Here is a “simple” multithreading framework that I made based on concepts presented by Intel during their multithreading tutorial last GDC in San Francisco.
This basically implements a threadpool which processes tasks in a task queue every frame. What you just need to do is populate this task queue at the start of every frame. For example, fill it with AI tasks or physics tasks. Note that this framework still requires your code to handle critical sections properly.
** Implemented in Windows since I was having trouble compiling Panda3D in Snow Leopard.
Zip file also contains the Visual Studio 2008 solution.
I’m not entirely familiar with the taskChain method but was it also implemented with a threadpool or do the tasks run on their own separate threads?
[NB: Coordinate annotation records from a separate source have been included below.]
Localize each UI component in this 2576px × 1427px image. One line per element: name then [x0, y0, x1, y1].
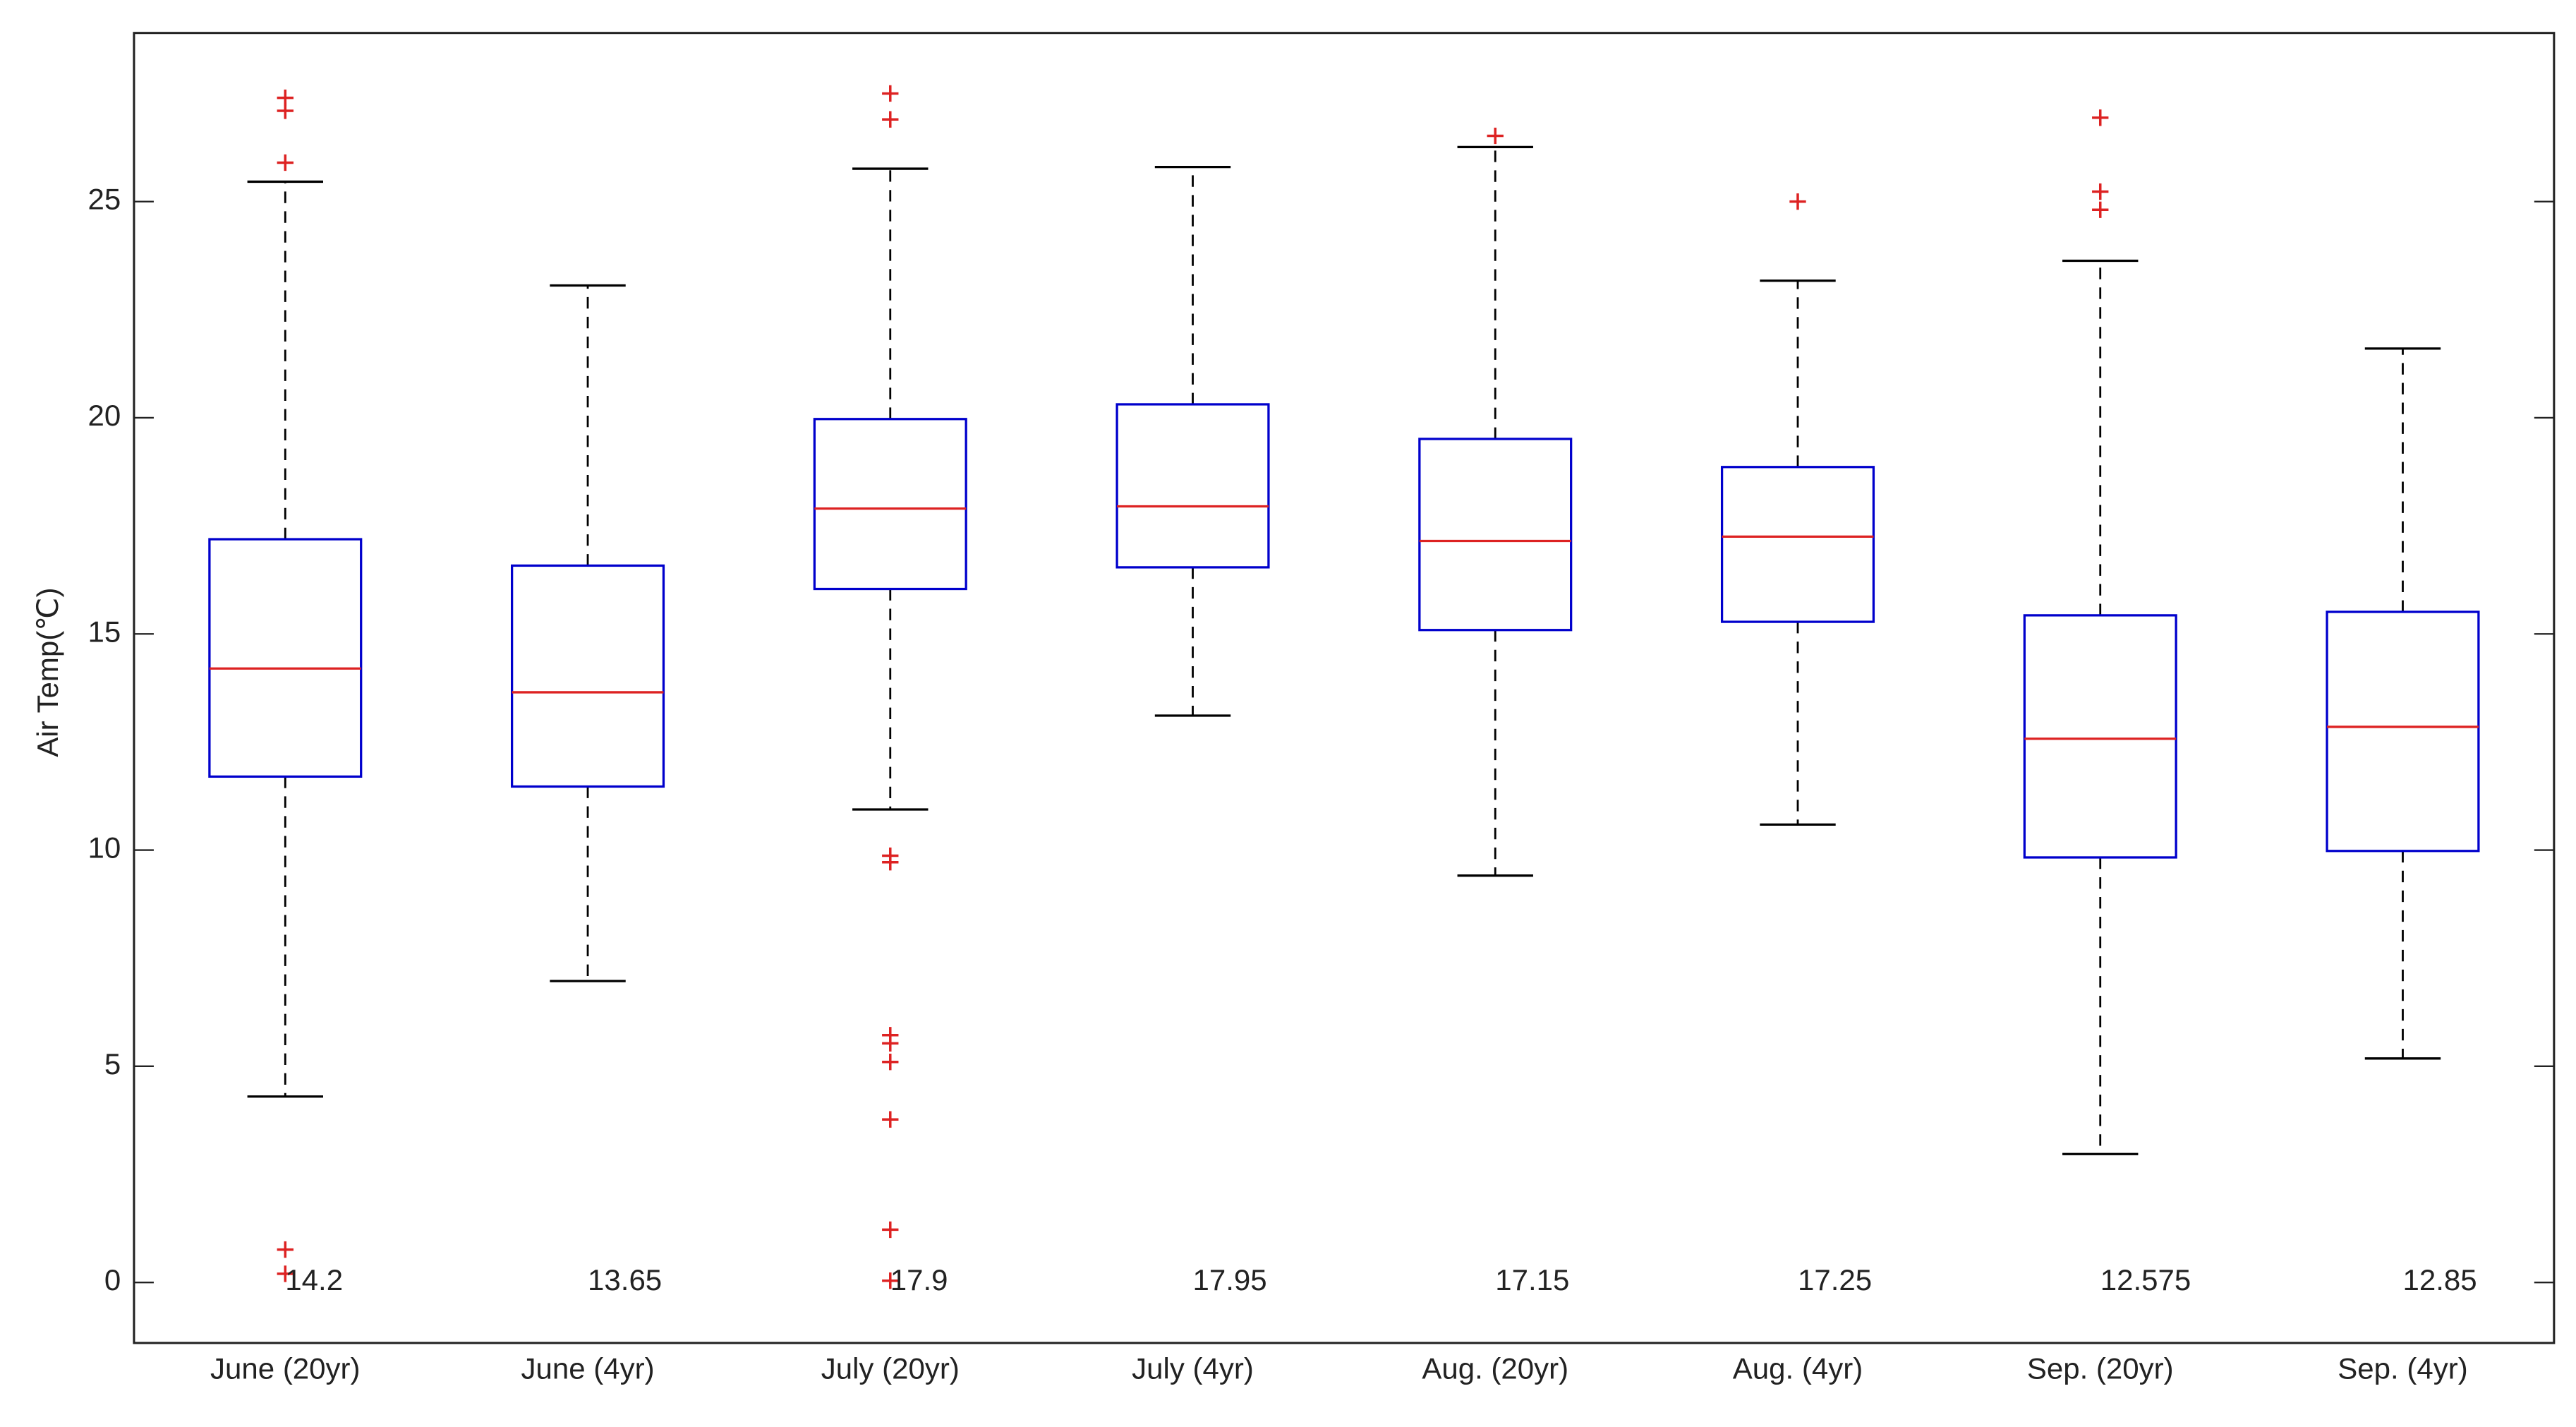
x-tick-label: July (4yr)	[1132, 1352, 1254, 1385]
x-tick-label: June (4yr)	[521, 1352, 654, 1385]
box	[2023, 614, 2177, 859]
x-tick-label: Aug. (4yr)	[1733, 1352, 1863, 1385]
y-tick-label: 5	[104, 1047, 121, 1080]
median-label: 17.15	[1495, 1263, 1569, 1296]
outlier	[882, 1111, 899, 1128]
median-label: 12.85	[2402, 1263, 2477, 1296]
outlier	[277, 1241, 294, 1258]
x-tick-label: Sep. (20yr)	[2027, 1352, 2174, 1385]
median-label: 17.9	[890, 1263, 948, 1296]
outlier	[882, 1272, 899, 1289]
box	[1720, 466, 1875, 623]
box	[510, 564, 665, 788]
x-tick-label: Aug. (20yr)	[1422, 1352, 1568, 1385]
outlier	[882, 1054, 899, 1071]
outlier	[882, 111, 899, 128]
plot-frame	[133, 32, 2556, 1344]
y-tick-label: 0	[104, 1263, 121, 1296]
outlier	[277, 1265, 294, 1282]
x-tick-label: June (20yr)	[210, 1352, 361, 1385]
outlier	[882, 1035, 899, 1052]
box	[1418, 438, 1573, 632]
median-label: 14.2	[285, 1263, 343, 1296]
outlier	[2092, 183, 2109, 200]
outlier	[882, 854, 899, 871]
median-label: 17.95	[1193, 1263, 1267, 1296]
y-tick-label: 15	[88, 615, 121, 648]
x-tick-label: Sep. (4yr)	[2338, 1352, 2467, 1385]
outlier	[2092, 201, 2109, 218]
median-label: 17.25	[1798, 1263, 1872, 1296]
outlier	[882, 85, 899, 102]
y-axis-label: Air Temp(℃)	[31, 588, 64, 757]
outlier	[2092, 109, 2109, 126]
outlier	[277, 154, 294, 171]
y-tick-label: 25	[88, 183, 121, 216]
box	[2326, 610, 2480, 853]
outlier	[1487, 127, 1504, 145]
box	[813, 418, 967, 591]
x-tick-label: July (20yr)	[821, 1352, 960, 1385]
median-label: 13.65	[588, 1263, 662, 1296]
outlier	[1789, 193, 1806, 210]
box	[1115, 403, 1270, 569]
median-label: 12.575	[2100, 1263, 2191, 1296]
y-tick-label: 10	[88, 831, 121, 865]
outlier	[277, 102, 294, 119]
y-tick-label: 20	[88, 399, 121, 432]
outlier	[882, 1221, 899, 1239]
box	[208, 538, 363, 778]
I implemented my framework specifically to take advantage of multithreading and at the same time minimize context switching since the processor can only run a certain amount of threads simultaneously. At least that’s what I wanted to do conceptually…
Hmm… Panda3D ran fine but I had trouble compiling C++ source code with Panda3D. It gave me 6000 errors in XCode.
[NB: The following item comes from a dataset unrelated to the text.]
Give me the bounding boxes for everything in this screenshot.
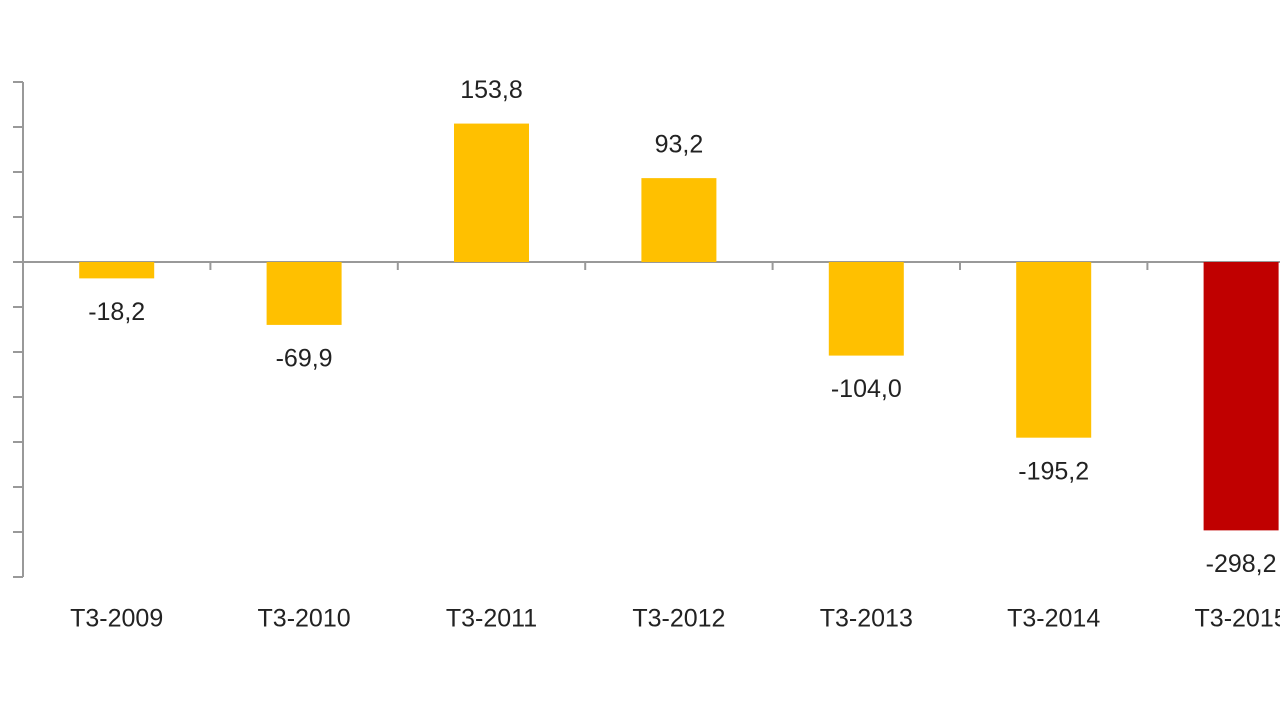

Right, a TaskChain has its own thread pool. You specify this with the numThreads parameter to taskMgr.setupTaskChain(). Regretfully, the manual page that describes task chains and the parameters you can apply has yet to be written by me, so it’s not at all surprising that you’re not familiar with it.
I’m not quite sure what this means–how do you minimize context switches with user space code? The context switch is entirely the province of the threading implementor, isn’t it? That is, the OS decides when to make a context switch, you have no control over that.
I understand that the OS decides context switching and I have no control over that. I just wanted to implement the basic concepts of the thread pool. The Intel tutorial used their own threading libraries (Intel Threading Blocks if I remember correctly) so they must have some control over this.